When you go to a Paul Thorn show and you want a cheap souvenir, stand in the front row. What started as a trick that he learned from his mother — giving away cheesy stuff to make folks comfortable — has evolved into a trademark of his show. These tokens of affection can include anything from a bottle of Boone’s Farm wine and cans of Colt 45 to Waffle House hats and pickled pigs feet.
However, it’s his father’s influence that is most imprinted on Thorn’s lively stage presence. As the son of an impassioned Church of God minister, it’s not unusual for Thorn to testify on the powers of love in the middle of a sweaty set. He even invokes the call-and-response tactic on one of his concert staples, “Mission Temple Fireworks Stand.”
Asked whether his lineage has anything to do with his stage presence, he quickly answers: “Ain’t no doubt about it. Part of being a minister is being an entertainer.” In fact, his own engaging stage banter is delivered in a manner more suited to a pulpit than a microphone, and his words are just as fervent when they aren’t set to a melody.

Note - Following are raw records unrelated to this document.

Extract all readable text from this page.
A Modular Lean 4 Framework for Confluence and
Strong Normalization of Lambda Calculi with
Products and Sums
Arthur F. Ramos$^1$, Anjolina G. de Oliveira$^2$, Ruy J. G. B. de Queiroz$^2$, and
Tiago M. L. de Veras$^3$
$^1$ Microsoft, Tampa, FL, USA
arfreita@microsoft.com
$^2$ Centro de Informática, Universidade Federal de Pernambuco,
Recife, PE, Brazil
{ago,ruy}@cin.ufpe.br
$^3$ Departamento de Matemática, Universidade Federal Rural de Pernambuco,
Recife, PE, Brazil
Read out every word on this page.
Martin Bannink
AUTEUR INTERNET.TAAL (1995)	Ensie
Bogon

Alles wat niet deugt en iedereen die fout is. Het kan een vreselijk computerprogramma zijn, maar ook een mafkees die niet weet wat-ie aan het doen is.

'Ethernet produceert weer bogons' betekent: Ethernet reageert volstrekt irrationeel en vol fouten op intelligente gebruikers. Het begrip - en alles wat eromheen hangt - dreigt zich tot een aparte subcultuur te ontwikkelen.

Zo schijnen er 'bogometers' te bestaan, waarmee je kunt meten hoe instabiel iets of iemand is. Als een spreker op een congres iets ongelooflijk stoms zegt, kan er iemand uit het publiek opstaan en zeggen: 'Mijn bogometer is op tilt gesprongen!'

Growing up in Tupelo, Miss., Thorn remembers being a little kid when Elvis Presley died. (Even though he says plenty of people in Tupelo have memories of a young Elvis, Thorn believes the icon “was a prophet who was never heard in his hometown.”) As a teenager, Thorn took boxing lessons from an uncle and eventually turned professional. In a brief moment of fame, he got his ass kicked by Roberto Duran on national television.
He recounted the experience in his signature song, “Hammer & Nail.” Thorn was working a day job at a chair factory when Sting’s manager, Miles Copeland, discovered him while onstage in a pizza parlor in Tupelo. “Hammer & Nail” became a title to his 1997 debut album on A&M Records, but the label closed shortly afterwards.

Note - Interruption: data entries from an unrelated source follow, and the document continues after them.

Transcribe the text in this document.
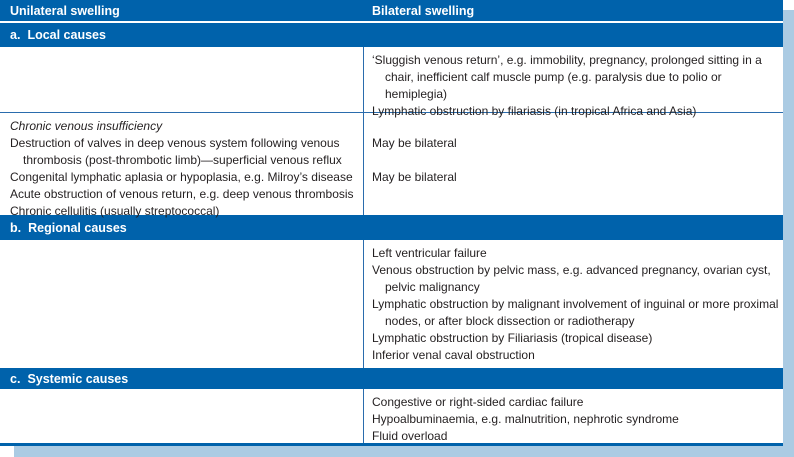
Unilateral swelling	Bilateral swelling
a. Local causes
‘Sluggish venous return’, e.g. immobility, pregnancy, prolonged sitting in a chair, inefficient calf muscle pump (e.g. paralysis due to polio or hemiplegia)
Lymphatic obstruction by filariasis (in tropical Africa and Asia)
Chronic venous insufficiency
Destruction of valves in deep venous system following venous thrombosis (post-thrombotic limb)—superficial venous reflux
Congenital lymphatic aplasia or hypoplasia, e.g. Milroy’s disease
Acute obstruction of venous return, e.g. deep venous thrombosis
Chronic cellulitis (usually streptococcal)
May be bilateral
May be bilateral
b. Regional causes
Left ventricular failure
Venous obstruction by pelvic mass, e.g. advanced pregnancy, ovarian cyst, pelvic malignancy
Lymphatic obstruction by malignant involvement of inguinal or more proximal nodes, or after block dissection or radiotherapy
Lymphatic obstruction by Filiariasis (tropical disease)
Inferior venal caval obstruction
c. Systemic causes
Congestive or right-sided cardiac failure
Hypoalbuminaemia, e.g. malnutrition, nephrotic syndrome
Fluid overload
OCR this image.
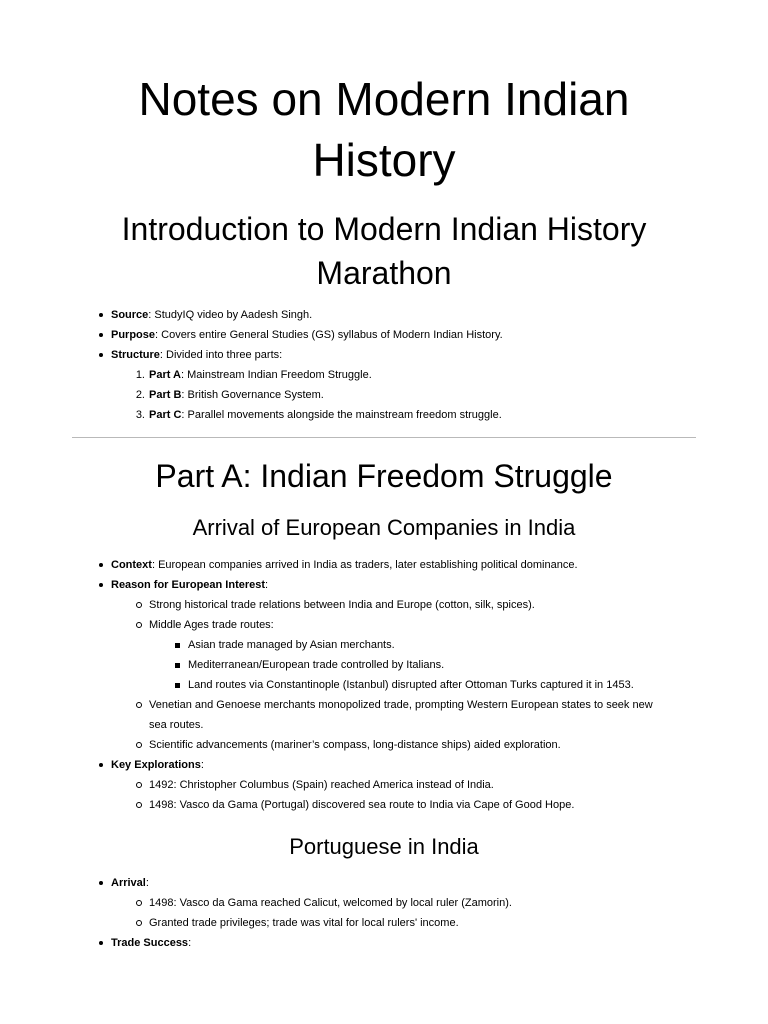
Notes on Modern Indian History
Introduction to Modern Indian History Marathon
Source: StudyIQ video by Aadesh Singh.
Purpose: Covers entire General Studies (GS) syllabus of Modern Indian History.
Structure: Divided into three parts:
1. Part A: Mainstream Indian Freedom Struggle.
2. Part B: British Governance System.
3. Part C: Parallel movements alongside the mainstream freedom struggle.
Part A: Indian Freedom Struggle
Arrival of European Companies in India
Context: European companies arrived in India as traders, later establishing political dominance.
Reason for European Interest:
Strong historical trade relations between India and Europe (cotton, silk, spices).
Middle Ages trade routes:
Asian trade managed by Asian merchants.
Mediterranean/European trade controlled by Italians.
Land routes via Constantinople (Istanbul) disrupted after Ottoman Turks captured it in 1453.
Venetian and Genoese merchants monopolized trade, prompting Western European states to seek new sea routes.
Scientific advancements (mariner’s compass, long-distance ships) aided exploration.
Key Explorations:
1492: Christopher Columbus (Spain) reached America instead of India.
1498: Vasco da Gama (Portugal) discovered sea route to India via Cape of Good Hope.
Portuguese in India
Arrival:
1498: Vasco da Gama reached Calicut, welcomed by local ruler (Zamorin).
Granted trade privileges; trade was vital for local rulers' income.
Trade Success:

However, Nashville producer Chuck Cannon gave a copy of the album to Toby Keith, who lifted “Double Wide Paradise” and released it as a single in 1998. In the summer of 2002, Thorn accepted Keith’s invitation to tour with him as an opening act. Every night, along with Rascal Flatts, they’d all sing “Mission Temple Fireworks Stand.”
Today, Thorn remembers that road trip as a “strange adventure,” noting that he’d probably decline future offers to tour with country superstars. At age 39, he prefers to open for someone like John Hiatt, giving him a chance to build a more loyal audience. Indeed, his mailing list tops 20,000 names.

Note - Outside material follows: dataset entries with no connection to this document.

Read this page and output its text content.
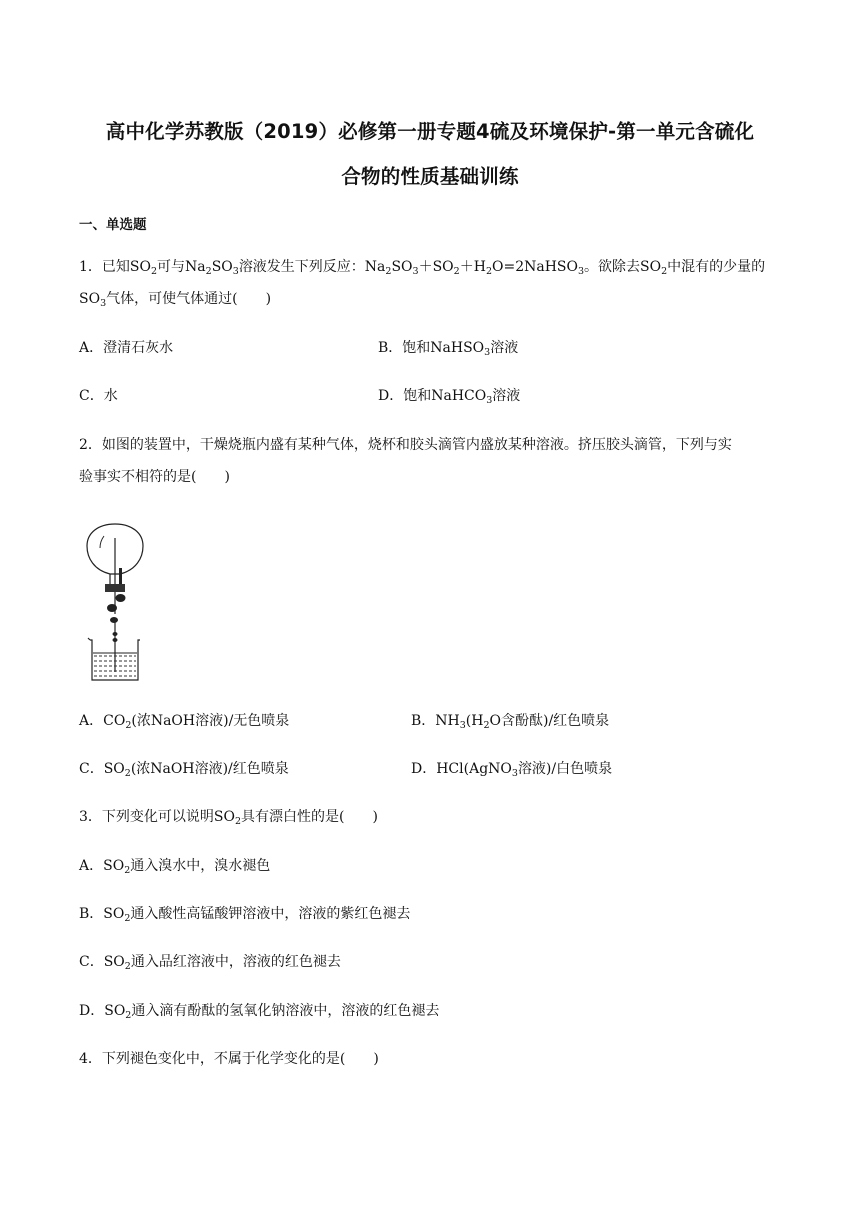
高中化学苏教版（2019）必修第一册专题4硫及环境保护-第一单元含硫化
合物的性质基础训练
一、单选题
1．已知$SO_2$可与$Na_2SO_3$溶液发生下列反应：$Na_2SO_3+SO_2+H_2O=2NaHSO_3$。欲除去$SO_2$中混有的少量的
$SO_3$气体，可使气体通过(　　)
A．澄清石灰水	B．饱和NaHSO$_3$溶液
C．水	D．饱和NaHCO$_3$溶液
2．如图的装置中，干燥烧瓶内盛有某种气体，烧杯和胶头滴管内盛放某种溶液。挤压胶头滴管，下列与实
验事实不相符的是(　　)
A．$CO_2$(浓NaOH溶液)/无色喷泉	B．$NH_3(H_2O$含酚酞)/红色喷泉
C．$SO_2$(浓NaOH溶液)/红色喷泉	D．HCl(AgNO$_3$溶液)/白色喷泉
3．下列变化可以说明$SO_2$具有漂白性的是(　　)
A．$SO_2$通入溴水中，溴水褪色
B．$SO_2$通入酸性高锰酸钾溶液中，溶液的紫红色褪去
C．$SO_2$通入品红溶液中，溶液的红色褪去
D．$SO_2$通入滴有酚酞的氢氧化钠溶液中，溶液的红色褪去
4．下列褪色变化中，不属于化学变化的是(　　)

“Those were the biggest crowds I ever played in front of,” he says. “I made it work and sold a lot of CDs, but the only way I could succeed was to be funny.”
Thus, “Burn Down the Trailer Park” and “800 Pound Jesus” took the place of impressive ballads like “I Bet He Knows,” “Where Was I?” or “Mood Ring.” Later covered by other country artists, those two novelty songs died on the country singles chart — the former (cut by Billy Ray Cyrus) due to claims of misogyny and the latter (from Sawyer Brown) for being sacrilegious.
With his fourth album, Are You With Me?, Thorn sidesteps any potential pitfalls with a solid album of R&B-flavored (and slightly quirky) love songs. In “She Won’t Cheat on Us,” he sings about a friendly accord he made with the man who happened to be dating the same woman — at the same time. (“We never busted her,” he says.) Several perfect country hooks punctuate the album too, such as, “If you can’t love me forever, love me right now” and “I didn’t sleep with your woman/We stayed awake all night.”
“Love Will Find You,” which closes the album, is an ode to those who think they’ve been passed over in the romance department. Although he’s been married for six years, he readily admits to sin and temptation on the road, but with the lyrics of “I Don’t Wanna Know,” he distances himself from any unwanted advances.
“Everybody is fascinated by someone on stage,” Thorn says. “If the show is going well, these women in their minds, start seeing me as desirable. I stopped wearing a wedding ring because I got tired of women hitting on me.”
Meanwhile, Sawyer Brown is counting on “Mission Temple Fireworks Stand” to rejuvenate the band’s career.
“Paul is Norman Rockwell in black and white,” says Mark Miller, Sawyer Brown’s lead singer. “Paul Thorn writes a lot about my life without even knowing me that well. He has a way of tearing real life into bits, putting it back together and making normal people far more interesting than the stuff you see on television.”
Thorn says he’s optimistic about the single’s success because of the band’s recent appearance on The Tonight Show and because of young steel guitarist Robert Randolph’s cameo on the track and in the music video.
He’s hoping it’s a hit, he says, “so I can build a little nest egg.” But otherwise, it’s business as usual in 2005 — touring, testifying and tossing out trinkets to the audience.
“I want to do more than just sing songs,” he says. “I want people to have fun.”